It is usually not a good idea to start programming new features in amc itself. It is very tiresome to debug such code. The code should already have been written by hand, possibly a couple of times, to the point where the duplication occurs, but the different implementations cannot be unified because of either unacceptable performance costs, or too many dependencies. Such code is to be lifted into a generator.
TBD
A scaled decimal type is an integer with an implied decimal point. For instance, a number
with two implied decimal places can be constructed with an fdec
record, specifying nplace:2
.
Attribute fixedfmt
controls whether trailing zeros are left in place when printing.
With fixedfmt:Y
, 0 is printed as 0.00
, otherwise it is just printed as 0.
Example:
dmmeta.field field:algo.U64Dec2.value arg:u64 reftype:Val dflt:"" comment:""
dmmeta.fdec field:algo.U64Dec2.value nplace:2 fixedfmt:Y comment:"0 prints as 0.00"
The scaled decimal type generates functions to convert between the stored (scaled) value
and a numeric value: value_qSetDouble
, value_SetDoubleMaybe
, value_GetDouble
, value_GetInt
.
// Set value of field value.
// The value is rounded to the nearest integer.
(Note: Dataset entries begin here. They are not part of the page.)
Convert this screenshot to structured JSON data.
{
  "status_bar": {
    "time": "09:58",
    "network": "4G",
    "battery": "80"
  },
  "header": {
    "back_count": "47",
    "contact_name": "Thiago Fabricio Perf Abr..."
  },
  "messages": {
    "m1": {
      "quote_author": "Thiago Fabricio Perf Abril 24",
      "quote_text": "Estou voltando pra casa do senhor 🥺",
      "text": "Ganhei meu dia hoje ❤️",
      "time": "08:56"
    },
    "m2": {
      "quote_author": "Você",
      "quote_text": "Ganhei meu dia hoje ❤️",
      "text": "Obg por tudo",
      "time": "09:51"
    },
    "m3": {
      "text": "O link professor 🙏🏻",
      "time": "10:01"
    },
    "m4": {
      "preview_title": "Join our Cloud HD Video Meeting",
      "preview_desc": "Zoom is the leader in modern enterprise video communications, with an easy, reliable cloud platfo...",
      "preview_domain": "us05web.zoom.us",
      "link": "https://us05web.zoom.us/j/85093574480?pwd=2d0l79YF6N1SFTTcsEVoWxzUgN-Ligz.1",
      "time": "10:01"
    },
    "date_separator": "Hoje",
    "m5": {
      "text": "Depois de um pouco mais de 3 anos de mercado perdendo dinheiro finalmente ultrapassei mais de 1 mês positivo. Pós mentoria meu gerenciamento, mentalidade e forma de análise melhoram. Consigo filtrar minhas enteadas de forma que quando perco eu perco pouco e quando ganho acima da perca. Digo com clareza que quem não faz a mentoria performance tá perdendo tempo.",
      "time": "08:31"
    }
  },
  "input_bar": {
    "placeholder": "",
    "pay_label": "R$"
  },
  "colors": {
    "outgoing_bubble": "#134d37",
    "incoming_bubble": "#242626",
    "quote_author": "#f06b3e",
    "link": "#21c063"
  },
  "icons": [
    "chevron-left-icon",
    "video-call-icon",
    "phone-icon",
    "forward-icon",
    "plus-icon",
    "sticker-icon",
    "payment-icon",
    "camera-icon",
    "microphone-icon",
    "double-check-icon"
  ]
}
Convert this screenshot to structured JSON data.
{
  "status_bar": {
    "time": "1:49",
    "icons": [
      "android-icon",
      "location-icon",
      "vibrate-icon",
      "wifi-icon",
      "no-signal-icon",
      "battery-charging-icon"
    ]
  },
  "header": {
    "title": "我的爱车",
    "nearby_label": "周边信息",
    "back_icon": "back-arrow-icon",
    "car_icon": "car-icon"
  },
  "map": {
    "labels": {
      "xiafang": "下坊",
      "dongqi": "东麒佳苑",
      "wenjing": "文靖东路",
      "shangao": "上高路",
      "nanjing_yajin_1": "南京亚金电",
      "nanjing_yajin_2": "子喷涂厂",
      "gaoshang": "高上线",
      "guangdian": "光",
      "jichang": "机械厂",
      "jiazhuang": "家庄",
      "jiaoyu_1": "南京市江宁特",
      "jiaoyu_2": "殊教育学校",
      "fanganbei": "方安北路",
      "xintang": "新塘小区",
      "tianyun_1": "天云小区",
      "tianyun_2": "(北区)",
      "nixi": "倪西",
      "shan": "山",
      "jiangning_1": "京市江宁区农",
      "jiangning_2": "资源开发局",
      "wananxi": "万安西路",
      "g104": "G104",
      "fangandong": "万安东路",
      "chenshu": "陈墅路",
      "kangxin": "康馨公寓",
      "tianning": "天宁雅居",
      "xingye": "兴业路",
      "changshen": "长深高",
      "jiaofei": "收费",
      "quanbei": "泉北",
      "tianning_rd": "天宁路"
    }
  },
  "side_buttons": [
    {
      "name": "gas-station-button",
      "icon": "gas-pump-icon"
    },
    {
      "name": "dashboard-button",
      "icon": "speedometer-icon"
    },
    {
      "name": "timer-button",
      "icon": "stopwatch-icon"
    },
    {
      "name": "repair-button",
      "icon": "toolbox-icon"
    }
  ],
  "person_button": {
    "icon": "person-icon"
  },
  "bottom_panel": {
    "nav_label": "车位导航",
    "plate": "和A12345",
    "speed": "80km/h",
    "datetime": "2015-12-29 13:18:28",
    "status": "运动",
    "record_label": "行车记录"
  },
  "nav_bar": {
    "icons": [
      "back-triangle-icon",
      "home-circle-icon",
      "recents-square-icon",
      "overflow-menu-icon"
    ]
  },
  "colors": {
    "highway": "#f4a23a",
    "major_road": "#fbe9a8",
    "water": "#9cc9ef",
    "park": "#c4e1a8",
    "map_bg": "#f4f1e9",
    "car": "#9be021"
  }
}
// This ensures that truncation of a near-integer value does not occur.
// Example: 1.3 cannot be represented exactly as a double, the actual
// stored value will be 1.29999999. when we apply C truncation,
// we want to end up with 1.3, not 1.2.
void value_qSetDouble(algo::U64Dec2& parent, double val) __attribute__((nothrow));
double value_GetDouble(algo::U64Dec2& parent) __attribute__((nothrow));
// Return integer portion (divide number by 100)
u64 value_GetInt(algo::U64Dec2& parent) __attribute__((nothrow));
// Return constant 100
u64 U64Dec2_GetScale() __attribute__((nothrow));
// Set value of field value, using rounding.
// If value is out of range for the target type, return false.
bool value_SetDoubleMaybe(algo::U64Dec2& parent, double val) __attribute__((nothrow));
Functions to print and read the value are also generated.
You can query the generated source for value_Print
with amc algo.U64Dec2.value.Print
bool value_ReadStrptrMaybe(algo::U64Dec2& parent, algo::strptr in) __attribute__((nothrow));
void value_Print(algo::U64Dec2& parent, cstring &outstr) __attribute__((nothrow));
Adding an fbigend
record to a field indicates that the in-memory byte order is big-endian.
dmmeta.field field:atf_amc.TypeBE16.value arg:u16 reftype:Val dflt:"" comment:""
dmmeta.fbigend field:atf_amc.TypeBE16.value comment:""
Amc generates values value_Get
and value_Set
to access the value.
u16 value_Get(const atf_amc::TypeBE16& parent) __attribute__((__warn_unused_result__, nothrow));
void value_Set(atf_amc::TypeBE16& parent, u16 rhs) __attribute__((nothrow));
When generating the C++ struct, amc adds _be
to the field name so that the programmer
becomes aware, should they choose to access it manually, that the field may be encoded.
$ amc atf_amc.TypeBE16%
// --- atf_amc.TypeBE16
struct TypeBE16 { // atf_amc.TypeBE16
u16 value_be; // 0
TypeBE16();
};
...
// --- atf_amc.TypeBE16.value.Get
inline u16 atf_amc::value_Get(const atf_amc::TypeBE16& parent) {
return be16toh(parent.value_be); // read big-endian value from memory
}
// --- atf_amc.TypeBE16.value.Set
inline void atf_amc::value_Set(atf_amc::TypeBE16& parent, u16 rhs) {
parent.value_be = htobe16(rhs); // write big-endian value to memory
}
...
Amc supports bitfields. In the example below, the field bits5
is defined
as bits 5..10 of the value of the field called value
. It is important that
the source field is explicitly specified. This eliminates any ambiguity about where
in memory the bitfield may be. The source field can be any integer type.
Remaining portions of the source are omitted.